Commanders and leaders
- William B. Renshaw: Joseph J. Cook

Units involved
- Western Gulf Blockading Squadron: Galveston garrison

Strength
- Five naval vessels: Artillery regiment

Casualties and losses
- None: None

= Battle of Galveston Harbor (1862) =

Naval battle of the American Civil War

The Battle of Galveston Harbor was fought at Galveston, Texas on October 4, 1862, during the American Civil War. After attempts to blockade the Texas coastline were unsuccessful, the Union navy decided to attempt to capture the port of Galveston. While Galveston was defended by Confederate forces, most of the cannons in the city's defenses were removed, as Galveston was thought to be indefensible. On October 4, five Union naval vessels commanded by Commander William B. Renshaw approached Galveston, and a single ship, USRC Harriet Lane was sent into Galveston Bay under a flag of truce.

The Confederates, commanded by Colonel Joseph J. Cook, could not get a boat to Harriet Lane in a timely manner, and the Union ship left the bay. The Confederate boat headed for the Union fleet, which moved towards the bay under flags of truce to meet it. Misunderstandings led to artillery fire, although a four-day truce was eventually made. The terms of the truce were unclear, and the Confederates used the truce to evacuate the city, which was initially objected to by Renshaw. At the expiration of the truce, Union troops landed in Galveston and raised the United States flag over the city. The Confederates recaptured Galveston on January 1, 1863, in the Battle of Galveston.

==Background==

Wartime map of Galveston

When the American Civil War began in April 1861, President of the United States Abraham Lincoln declared a naval blockade of the coastline and ports of the Confederate States of America, with the goal of cutting the Confederates off from foreign trade. At the time, the most significant port on the Texas portion of the Confederate coastline was Galveston. After the blockade order was issued, Union navy ships were sent to the Texas coast, but the blockade was not immediately effective. Under international law of the time, a blockade needed to be effective in order to be legal, and in December, HMS Desperate visited Galveston and saw no US Navy presence. William McKean, commander of the Gulf Blockading Squadron, doubted the accuracy of the British report but forwarded the information to the United States Secretary of the Navy. Because of the shape of Galveston Bay, blockading the port would require at least two ships.

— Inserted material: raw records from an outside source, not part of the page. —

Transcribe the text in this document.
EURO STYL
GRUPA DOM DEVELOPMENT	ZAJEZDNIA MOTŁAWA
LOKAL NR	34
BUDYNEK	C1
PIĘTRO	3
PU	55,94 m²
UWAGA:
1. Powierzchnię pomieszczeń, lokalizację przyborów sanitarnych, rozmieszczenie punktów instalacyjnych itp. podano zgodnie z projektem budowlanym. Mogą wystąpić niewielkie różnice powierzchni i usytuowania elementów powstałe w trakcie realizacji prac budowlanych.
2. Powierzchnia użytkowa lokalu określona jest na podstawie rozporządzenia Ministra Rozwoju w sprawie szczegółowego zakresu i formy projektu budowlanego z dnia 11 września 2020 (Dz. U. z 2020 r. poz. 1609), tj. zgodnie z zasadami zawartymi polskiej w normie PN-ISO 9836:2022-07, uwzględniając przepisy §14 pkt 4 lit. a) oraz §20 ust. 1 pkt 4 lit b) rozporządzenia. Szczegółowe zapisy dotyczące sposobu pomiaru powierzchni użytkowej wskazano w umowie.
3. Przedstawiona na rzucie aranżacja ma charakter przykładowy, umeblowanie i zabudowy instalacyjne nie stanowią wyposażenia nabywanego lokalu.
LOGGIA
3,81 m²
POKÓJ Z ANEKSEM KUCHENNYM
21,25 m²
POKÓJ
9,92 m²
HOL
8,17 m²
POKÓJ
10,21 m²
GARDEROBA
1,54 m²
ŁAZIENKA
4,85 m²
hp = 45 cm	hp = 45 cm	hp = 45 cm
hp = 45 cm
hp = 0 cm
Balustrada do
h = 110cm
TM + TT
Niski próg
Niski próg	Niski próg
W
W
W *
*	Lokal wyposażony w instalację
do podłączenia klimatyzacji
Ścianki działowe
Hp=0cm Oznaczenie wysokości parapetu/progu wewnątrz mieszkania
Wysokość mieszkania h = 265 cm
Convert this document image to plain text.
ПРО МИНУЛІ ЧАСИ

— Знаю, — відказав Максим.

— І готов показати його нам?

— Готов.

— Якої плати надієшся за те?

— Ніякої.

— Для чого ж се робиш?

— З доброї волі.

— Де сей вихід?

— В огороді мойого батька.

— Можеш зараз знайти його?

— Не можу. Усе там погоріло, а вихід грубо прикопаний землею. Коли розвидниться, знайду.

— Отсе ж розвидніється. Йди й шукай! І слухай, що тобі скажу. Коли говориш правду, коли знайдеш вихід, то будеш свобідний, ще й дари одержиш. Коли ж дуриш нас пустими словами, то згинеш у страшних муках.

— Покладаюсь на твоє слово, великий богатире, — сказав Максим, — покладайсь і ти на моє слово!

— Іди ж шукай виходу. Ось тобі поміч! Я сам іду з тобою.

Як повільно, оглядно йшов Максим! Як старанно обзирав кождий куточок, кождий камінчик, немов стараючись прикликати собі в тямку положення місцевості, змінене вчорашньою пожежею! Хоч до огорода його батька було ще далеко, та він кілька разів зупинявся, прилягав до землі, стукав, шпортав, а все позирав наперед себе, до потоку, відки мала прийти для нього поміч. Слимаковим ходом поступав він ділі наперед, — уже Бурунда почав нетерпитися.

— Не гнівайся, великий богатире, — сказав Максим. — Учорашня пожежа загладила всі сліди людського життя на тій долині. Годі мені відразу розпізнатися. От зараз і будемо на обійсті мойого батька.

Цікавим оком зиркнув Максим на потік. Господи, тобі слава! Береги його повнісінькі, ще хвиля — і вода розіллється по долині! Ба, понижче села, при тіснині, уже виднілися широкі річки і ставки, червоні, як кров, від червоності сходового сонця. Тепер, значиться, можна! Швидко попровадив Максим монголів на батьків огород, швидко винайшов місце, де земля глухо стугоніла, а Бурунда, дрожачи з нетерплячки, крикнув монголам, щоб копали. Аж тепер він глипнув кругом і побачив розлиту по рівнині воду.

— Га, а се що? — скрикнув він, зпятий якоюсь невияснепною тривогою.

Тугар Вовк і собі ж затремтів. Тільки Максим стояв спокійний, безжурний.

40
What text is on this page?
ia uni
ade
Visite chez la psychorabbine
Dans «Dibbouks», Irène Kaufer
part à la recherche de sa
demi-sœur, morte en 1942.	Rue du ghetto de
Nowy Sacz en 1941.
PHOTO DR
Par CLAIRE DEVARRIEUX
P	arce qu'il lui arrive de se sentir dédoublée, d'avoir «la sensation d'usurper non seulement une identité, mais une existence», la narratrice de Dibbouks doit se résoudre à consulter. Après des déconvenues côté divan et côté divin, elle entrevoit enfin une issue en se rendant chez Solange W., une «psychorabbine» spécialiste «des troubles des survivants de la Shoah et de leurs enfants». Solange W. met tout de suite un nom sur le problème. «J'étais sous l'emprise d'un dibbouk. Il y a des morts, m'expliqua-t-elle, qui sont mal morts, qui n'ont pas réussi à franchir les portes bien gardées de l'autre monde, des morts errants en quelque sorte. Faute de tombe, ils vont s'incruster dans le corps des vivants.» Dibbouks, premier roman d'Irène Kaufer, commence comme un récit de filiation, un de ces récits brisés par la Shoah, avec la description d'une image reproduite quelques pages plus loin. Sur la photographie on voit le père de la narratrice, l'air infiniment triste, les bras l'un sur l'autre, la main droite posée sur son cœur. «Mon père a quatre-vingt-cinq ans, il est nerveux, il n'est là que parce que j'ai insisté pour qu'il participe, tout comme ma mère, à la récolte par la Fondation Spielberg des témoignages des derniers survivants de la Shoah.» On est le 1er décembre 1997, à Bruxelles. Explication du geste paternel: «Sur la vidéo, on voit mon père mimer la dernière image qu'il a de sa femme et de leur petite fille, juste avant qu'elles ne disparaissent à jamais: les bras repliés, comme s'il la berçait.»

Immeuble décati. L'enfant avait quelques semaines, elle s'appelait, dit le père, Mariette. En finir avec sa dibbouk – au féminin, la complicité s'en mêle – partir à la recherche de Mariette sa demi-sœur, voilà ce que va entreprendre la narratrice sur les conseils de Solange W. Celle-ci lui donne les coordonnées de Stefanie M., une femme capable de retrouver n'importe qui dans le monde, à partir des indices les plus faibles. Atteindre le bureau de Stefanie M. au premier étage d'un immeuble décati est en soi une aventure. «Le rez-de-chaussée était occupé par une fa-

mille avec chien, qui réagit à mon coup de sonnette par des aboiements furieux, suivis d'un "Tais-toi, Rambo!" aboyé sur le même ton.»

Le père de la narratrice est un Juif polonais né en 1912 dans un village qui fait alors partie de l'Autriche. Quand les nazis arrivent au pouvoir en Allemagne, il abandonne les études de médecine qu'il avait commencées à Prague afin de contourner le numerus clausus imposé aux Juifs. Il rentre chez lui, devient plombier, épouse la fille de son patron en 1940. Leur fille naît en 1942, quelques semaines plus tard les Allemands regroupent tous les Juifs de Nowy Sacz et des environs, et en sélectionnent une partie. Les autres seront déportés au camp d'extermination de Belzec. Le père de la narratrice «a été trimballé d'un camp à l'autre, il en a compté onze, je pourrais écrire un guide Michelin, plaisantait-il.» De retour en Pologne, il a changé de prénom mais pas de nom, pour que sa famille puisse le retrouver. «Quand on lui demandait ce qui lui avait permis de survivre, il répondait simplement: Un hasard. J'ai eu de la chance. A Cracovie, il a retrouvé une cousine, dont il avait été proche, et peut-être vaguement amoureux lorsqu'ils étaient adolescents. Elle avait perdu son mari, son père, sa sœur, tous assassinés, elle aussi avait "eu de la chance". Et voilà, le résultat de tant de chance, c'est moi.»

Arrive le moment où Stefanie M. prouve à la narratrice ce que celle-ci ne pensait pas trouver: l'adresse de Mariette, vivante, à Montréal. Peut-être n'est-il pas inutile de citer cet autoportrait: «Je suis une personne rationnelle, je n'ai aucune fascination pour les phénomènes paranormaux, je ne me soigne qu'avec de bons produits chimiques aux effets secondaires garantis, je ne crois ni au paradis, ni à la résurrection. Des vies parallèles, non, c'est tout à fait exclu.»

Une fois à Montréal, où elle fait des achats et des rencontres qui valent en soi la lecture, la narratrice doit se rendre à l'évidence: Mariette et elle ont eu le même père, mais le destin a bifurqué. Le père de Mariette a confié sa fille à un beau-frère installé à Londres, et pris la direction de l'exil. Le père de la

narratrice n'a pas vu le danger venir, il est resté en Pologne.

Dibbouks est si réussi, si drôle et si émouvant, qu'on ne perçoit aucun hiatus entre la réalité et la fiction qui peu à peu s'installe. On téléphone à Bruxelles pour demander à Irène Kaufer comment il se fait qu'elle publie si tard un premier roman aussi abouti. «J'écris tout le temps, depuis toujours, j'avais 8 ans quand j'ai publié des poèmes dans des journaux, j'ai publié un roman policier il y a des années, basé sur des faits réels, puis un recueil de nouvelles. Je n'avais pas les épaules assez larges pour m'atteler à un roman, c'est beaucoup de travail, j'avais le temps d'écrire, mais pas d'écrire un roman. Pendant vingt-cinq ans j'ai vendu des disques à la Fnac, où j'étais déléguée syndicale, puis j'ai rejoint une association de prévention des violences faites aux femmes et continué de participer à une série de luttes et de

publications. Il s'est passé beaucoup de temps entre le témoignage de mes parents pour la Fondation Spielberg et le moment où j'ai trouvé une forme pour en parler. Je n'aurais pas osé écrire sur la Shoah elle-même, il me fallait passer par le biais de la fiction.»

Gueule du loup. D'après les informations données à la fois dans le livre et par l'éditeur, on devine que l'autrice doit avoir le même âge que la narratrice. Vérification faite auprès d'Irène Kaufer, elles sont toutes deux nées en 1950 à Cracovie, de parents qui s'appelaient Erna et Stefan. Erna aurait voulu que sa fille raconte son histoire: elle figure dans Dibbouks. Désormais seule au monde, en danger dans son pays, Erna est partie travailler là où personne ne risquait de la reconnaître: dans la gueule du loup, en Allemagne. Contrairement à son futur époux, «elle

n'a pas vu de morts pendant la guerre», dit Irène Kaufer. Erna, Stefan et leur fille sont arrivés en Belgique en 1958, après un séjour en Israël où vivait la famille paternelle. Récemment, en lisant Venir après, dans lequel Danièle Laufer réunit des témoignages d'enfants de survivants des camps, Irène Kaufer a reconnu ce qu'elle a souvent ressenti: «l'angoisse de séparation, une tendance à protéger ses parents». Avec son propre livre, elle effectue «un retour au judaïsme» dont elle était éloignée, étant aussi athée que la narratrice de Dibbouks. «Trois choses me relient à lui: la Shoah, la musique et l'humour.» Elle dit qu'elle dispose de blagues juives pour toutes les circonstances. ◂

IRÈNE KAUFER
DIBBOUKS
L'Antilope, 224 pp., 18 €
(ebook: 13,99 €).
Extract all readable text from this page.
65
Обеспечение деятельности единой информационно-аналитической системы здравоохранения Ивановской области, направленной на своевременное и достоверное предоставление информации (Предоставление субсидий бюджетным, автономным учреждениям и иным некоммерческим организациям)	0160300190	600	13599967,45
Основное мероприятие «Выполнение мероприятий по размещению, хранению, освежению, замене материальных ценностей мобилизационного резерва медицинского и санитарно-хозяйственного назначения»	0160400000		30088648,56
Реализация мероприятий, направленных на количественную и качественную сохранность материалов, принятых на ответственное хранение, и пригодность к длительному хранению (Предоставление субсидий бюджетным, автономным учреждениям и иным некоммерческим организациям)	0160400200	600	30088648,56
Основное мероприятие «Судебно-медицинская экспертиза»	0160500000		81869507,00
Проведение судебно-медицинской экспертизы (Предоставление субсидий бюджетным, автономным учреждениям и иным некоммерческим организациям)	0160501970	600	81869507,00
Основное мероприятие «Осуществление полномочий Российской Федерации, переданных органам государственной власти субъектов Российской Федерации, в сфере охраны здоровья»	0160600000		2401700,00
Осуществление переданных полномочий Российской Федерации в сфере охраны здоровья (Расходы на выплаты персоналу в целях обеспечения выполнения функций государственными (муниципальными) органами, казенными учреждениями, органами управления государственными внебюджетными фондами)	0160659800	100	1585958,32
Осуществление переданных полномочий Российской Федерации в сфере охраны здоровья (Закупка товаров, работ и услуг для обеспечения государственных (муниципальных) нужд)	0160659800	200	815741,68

Under the supervision of Major General John B. Magruder, Confederate forces under W. W. Hunter had been placing artillery batteries, digging trenches, and obstructed harbor channels to ready the defense of Galveston. The defenses were not particularly imposing, though, and Confederate officer Xavier Debray wrote in a letter than the city was not defensible. The Union blockade still struggled with ineffectiveness, and the decision was made to capture some Confederate ports in order to provide more bases for Union ships and fewer for blockade runners. On May 17, 1862, the captain of the USS Santee sailed to Galveston, and demanded the surrender of the town, threatening to begin bombarding the place on May 23; the threatened attack did not occur. In August, Union Admiral David Glasgow Farragut ordered Commander William B. Renshaw to destroy blockade runners and capture Galveston if practicable.

Galveston Island itself was defended by a single artillery regiment, under the command of Colonel Joseph J. Cook. The island was connected to the mainland by a bridge, which had a terminus on the mainland at a place known as Virginia Point. Union intelligence believed that Virginia Point was strongly defended, but it was not. Confederate defenses at Fort Point, which commanded the northern entrance to Galveston Bay, were also weak. Confederate naval forces near Galveston were negligible. Additional Confederate troops were in the Houston area and along the rail line between Houston and Galveston, bringing the total number of Confederate troops in the region to about 5,000. Many of the cannons in the city's defenses had been removed, as Confederate Brigadier General Paul Octave Hébert believed the city was indefensible.

==Battle==
Renshaw moved towards Galveston with five ships (Note: One source provides Harriet Lane and seven others.) and approached the city by early October. The five Union ships were USS Westfield (the expedition's flagship), USRC Harriet Lane, USS Owasco, USS Clifton, and the mortar schooner USS Henry Janes. Westfield and Clifton were sidewheel steamers converted from ferry boats, Harriet Lane was also a sidewheel steamer, and Owasco was a screw steamer serving as a gunboat. Harriet Lane was sent into Galveston Bay early on October 4, with a flag of truce. After waiting in vain for Confederate messengers to reach the ship and reply, a boat of officers from Harriet Lane was sent to shore, where they met with Cook, who agreed to send a delegation to the Union fleet to discuss surrender terms. Cook's men had difficulty finding a boat, and were delayed until 13:00. By then, Lieutenant Commander Jonathan Mayhew Wainwright, commanding Harriet Lane, had become impatient and left Galveston Bay.

The approaching Confederate boat was visible to Renshaw's fleet outside of the bay, and the Union vessels began to move into the bay, visibly flying flags of truce. A Confederate cannon on Fort Point fired a warning shot across the bow of one of the Union vessels, which was interpreted by the Union fleet as a hostile action. The Union quickly returned fire and knocked the single Confederate cannon at Fort Point out of action, while Confederate artillery at Galveston fired on the Union vessels, despite the range being too far to be effective.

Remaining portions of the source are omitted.